No one wakes up saying “today I think I will develop cancer,” and I did not wake up one day and say hmmm today I think I will develop a mental illness. And I did not anticipate being severely ill. But the fact is, mental illnesses are medical conditions. And I had a predisposition due to my genetic make-up and environmental triggers that caused me to develop a variety of mental illnesses.
My childhood was tough, and my sister was severely mentally ill from a very young age. I was the youngest of three girls and I am the only one left in my family. Both my parents died of cancer and both my sisters took their own lives. Suicide was the second leading cause of death among individuals between the ages of 10 and 34, and the fourth leading cause of death among individuals between the ages of 35 and 54 in 2017.
I attempted to take my life a few times before I had the life tools needed to keep safe.

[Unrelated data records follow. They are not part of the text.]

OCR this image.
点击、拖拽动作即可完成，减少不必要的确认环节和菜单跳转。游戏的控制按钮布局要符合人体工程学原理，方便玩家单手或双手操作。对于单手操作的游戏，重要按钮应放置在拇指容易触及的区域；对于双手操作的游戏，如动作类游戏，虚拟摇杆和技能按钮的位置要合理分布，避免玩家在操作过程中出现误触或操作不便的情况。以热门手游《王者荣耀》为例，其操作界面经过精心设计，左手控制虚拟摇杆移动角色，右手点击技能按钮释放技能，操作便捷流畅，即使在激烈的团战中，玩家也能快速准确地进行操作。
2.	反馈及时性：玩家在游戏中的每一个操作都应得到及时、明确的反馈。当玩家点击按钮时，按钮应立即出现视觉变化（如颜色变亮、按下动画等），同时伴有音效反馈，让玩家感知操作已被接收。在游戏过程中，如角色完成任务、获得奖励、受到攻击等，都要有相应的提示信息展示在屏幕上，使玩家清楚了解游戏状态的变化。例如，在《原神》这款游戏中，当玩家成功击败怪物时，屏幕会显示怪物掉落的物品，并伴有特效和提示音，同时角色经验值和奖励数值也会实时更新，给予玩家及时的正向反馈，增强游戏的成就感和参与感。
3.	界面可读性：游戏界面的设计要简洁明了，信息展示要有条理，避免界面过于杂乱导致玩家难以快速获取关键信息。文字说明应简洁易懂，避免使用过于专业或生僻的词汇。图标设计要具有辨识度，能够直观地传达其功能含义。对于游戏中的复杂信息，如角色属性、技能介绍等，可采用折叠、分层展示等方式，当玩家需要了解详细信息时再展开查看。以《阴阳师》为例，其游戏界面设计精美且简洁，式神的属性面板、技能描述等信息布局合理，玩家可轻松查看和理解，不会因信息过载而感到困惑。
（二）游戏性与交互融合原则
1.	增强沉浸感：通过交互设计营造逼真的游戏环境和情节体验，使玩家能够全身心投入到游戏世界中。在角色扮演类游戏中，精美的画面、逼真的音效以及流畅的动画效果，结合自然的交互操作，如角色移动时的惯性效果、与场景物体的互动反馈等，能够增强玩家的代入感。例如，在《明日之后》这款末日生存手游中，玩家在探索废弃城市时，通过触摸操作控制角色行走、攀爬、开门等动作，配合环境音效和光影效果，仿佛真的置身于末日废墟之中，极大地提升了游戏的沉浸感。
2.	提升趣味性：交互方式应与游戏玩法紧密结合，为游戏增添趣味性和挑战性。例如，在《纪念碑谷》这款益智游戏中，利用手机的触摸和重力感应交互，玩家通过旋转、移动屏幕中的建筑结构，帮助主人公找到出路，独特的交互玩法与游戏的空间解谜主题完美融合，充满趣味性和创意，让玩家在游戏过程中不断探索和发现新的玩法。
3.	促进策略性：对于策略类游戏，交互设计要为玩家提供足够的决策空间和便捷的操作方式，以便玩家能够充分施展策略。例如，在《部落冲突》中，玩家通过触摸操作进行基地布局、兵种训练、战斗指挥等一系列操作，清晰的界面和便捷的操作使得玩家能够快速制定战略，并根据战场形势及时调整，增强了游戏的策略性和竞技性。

With COVID, recovery is more difficult to maintain. I know I am not alone in my feelings of
Increased stress, anxiety, fear, sadness and loneliness. COVID not only affects my mental state but has worsened some of my physical health problems. I am combatting COVID the same way I combat my mental illness. Afterall, COVID and mental illness have many things in common. Three examples are. 1. They are both illnesses. 2. They both have caused social isolation for me and 3. They both are full of uncertainty. So, what am I doing to stay in recovery?
First, I am taking care of my physical health by getting enough sleep, trying to eat regularly and more healthy foods, and moving around a little so I am not in front of the computer screen constantly.

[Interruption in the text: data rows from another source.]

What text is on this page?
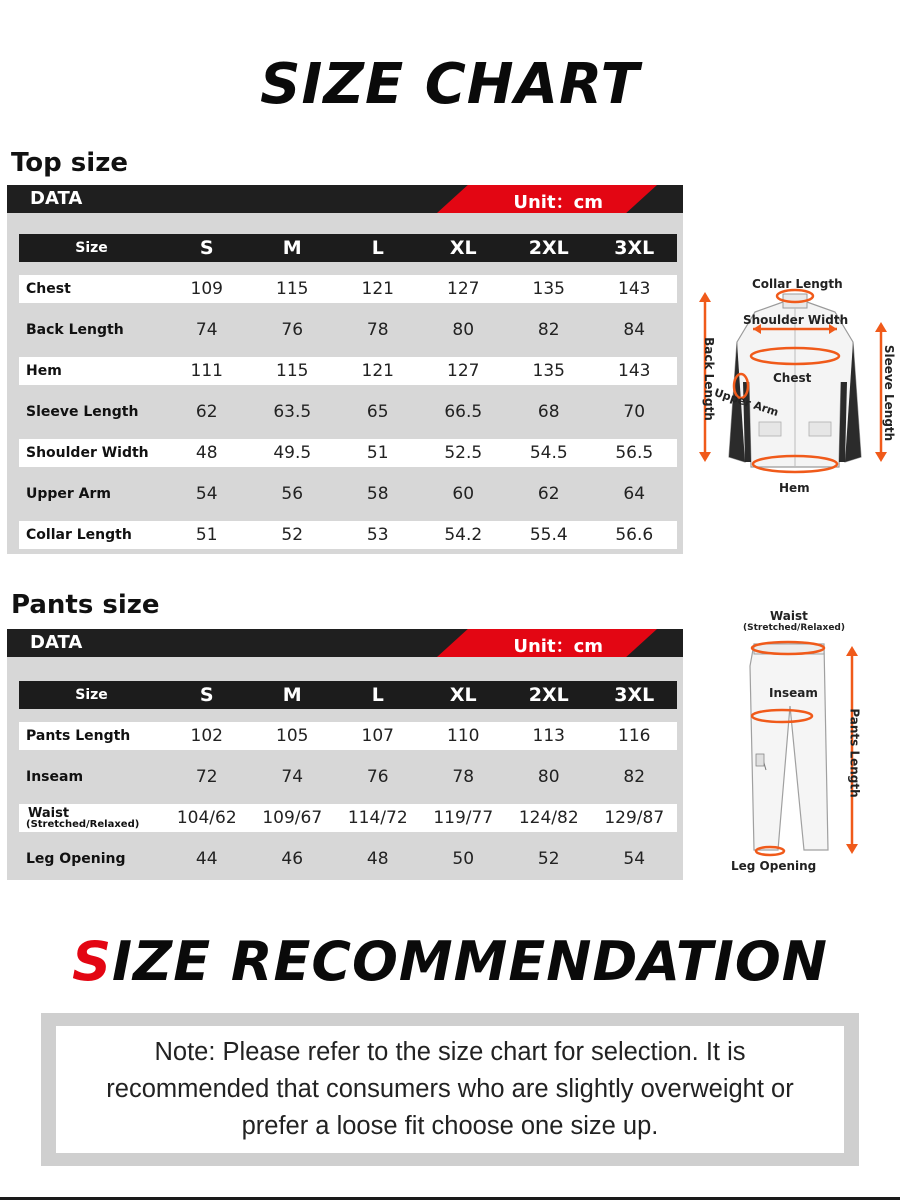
SIZE CHART
Top size
DATA	Unit：cm
Size	S	M	L	XL	2XL	3XL
Chest	109	115	121	127	135	143
Back Length	74	76	78	80	82	84
Hem	111	115	121	127	135	143
Sleeve Length	62	63.5	65	66.5	68	70
Shoulder Width	48	49.5	51	52.5	54.5	56.5
Upper Arm	54	56	58	60	62	64
Collar Length	51	52	53	54.2	55.4	56.6
Collar Length
Shoulder Width
Chest
Upper Arm
Hem
Back Length	Sleeve Length
Pants size
DATA	Unit：cm
Size	S	M	L	XL	2XL	3XL
Pants Length	102	105	107	110	113	116
Inseam	72	74	76	78	80	82
Waist
(Stretched/Relaxed)	104/62	109/67	114/72	119/77	124/82	129/87
Leg Opening	44	46	48	50	52	54
Waist
(Stretched/Relaxed)
Inseam
Leg Opening
Pants Length
SIZE RECOMMENDATION
Note: Please refer to the size chart for selection. It is recommended that consumers who are slightly overweight or prefer a loose fit choose one size up.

Secondly, I am practicing mindfulness, and putting a little time into managing my emotions by recognizing them and accepting them.
And thirdly, I am reducing the stress I can control by limiting the amount of news I watch, setting priorities and making a list so I can cross off accomplishments, keeping busy, and supporting my friends who support me. Also, I am trying to relax and do something enjoyable every day. Usually, the enjoyment is connecting with others via text, Zoom or email. And most importantly I am realizing that some problems are beyond my control and that sometimes I can’t control all the stress in my life. But I can use the tools I have to cope and stay in recovery.

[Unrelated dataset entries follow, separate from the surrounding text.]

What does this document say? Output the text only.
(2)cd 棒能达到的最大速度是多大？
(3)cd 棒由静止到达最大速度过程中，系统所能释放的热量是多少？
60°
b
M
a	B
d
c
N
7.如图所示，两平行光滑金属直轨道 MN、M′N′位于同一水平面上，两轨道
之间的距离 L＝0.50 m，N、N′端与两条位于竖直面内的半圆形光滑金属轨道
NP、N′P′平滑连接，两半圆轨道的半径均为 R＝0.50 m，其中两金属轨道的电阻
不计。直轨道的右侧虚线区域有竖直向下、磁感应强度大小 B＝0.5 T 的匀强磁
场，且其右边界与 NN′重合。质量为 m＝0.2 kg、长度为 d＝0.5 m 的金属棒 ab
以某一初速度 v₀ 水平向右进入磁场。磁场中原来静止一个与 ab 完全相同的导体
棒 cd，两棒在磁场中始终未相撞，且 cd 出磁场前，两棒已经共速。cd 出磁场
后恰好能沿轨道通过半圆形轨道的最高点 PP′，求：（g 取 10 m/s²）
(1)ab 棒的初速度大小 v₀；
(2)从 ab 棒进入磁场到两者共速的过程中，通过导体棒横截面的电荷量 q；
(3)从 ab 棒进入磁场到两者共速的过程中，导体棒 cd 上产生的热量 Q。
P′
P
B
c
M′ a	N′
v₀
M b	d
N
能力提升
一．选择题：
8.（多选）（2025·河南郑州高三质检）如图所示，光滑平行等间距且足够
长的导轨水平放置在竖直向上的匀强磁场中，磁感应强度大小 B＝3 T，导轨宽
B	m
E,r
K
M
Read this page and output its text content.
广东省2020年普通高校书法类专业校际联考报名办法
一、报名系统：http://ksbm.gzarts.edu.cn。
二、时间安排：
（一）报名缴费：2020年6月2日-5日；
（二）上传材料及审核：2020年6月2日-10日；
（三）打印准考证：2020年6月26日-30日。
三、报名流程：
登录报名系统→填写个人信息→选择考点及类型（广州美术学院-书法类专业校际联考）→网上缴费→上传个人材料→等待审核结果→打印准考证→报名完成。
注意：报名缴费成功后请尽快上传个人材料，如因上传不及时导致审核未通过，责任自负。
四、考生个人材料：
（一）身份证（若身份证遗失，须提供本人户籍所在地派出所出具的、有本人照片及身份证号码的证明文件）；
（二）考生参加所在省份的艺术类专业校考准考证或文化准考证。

If you are wondering what I am currently being treated for…well it is called D I D or Dissociative Identity Disorder or Multiple Personality Disorder, PTSD, and Depression. DID is a severe form of dissociation, a mental process which produces a lack of connection in a person’s thoughts, memories, feelings, actions or sense of identity. Dissociative Identity Disorder is thought to stem from a combination of factors that may include trauma. Unfortunately, there is no medication for DID but I do take medication for symptoms from other disorders.
While in recovery I am able to work part-time as a consultant, teach others photography, speak for the National Alliance on Mental Illness (NAMI), be on the Sacramento County Mental Health Board, facilitate peer run mental health support groups, give talks like these, and volunteer in the community. I keep busy so I don’t get stuck in my head. I also have been in individual therapy for 30 years, take medication for depression, hallucinations, and mood swings along with medication for physical problems. Medication is just a small but important factor in keeping me stable. I see a doctor about once a week and once a week I meet, with social distancing, my good friend and retired pastor.
Recovery for me is possible as long as I use my coping skills, use my support team, take my medication, and never give up HOPE.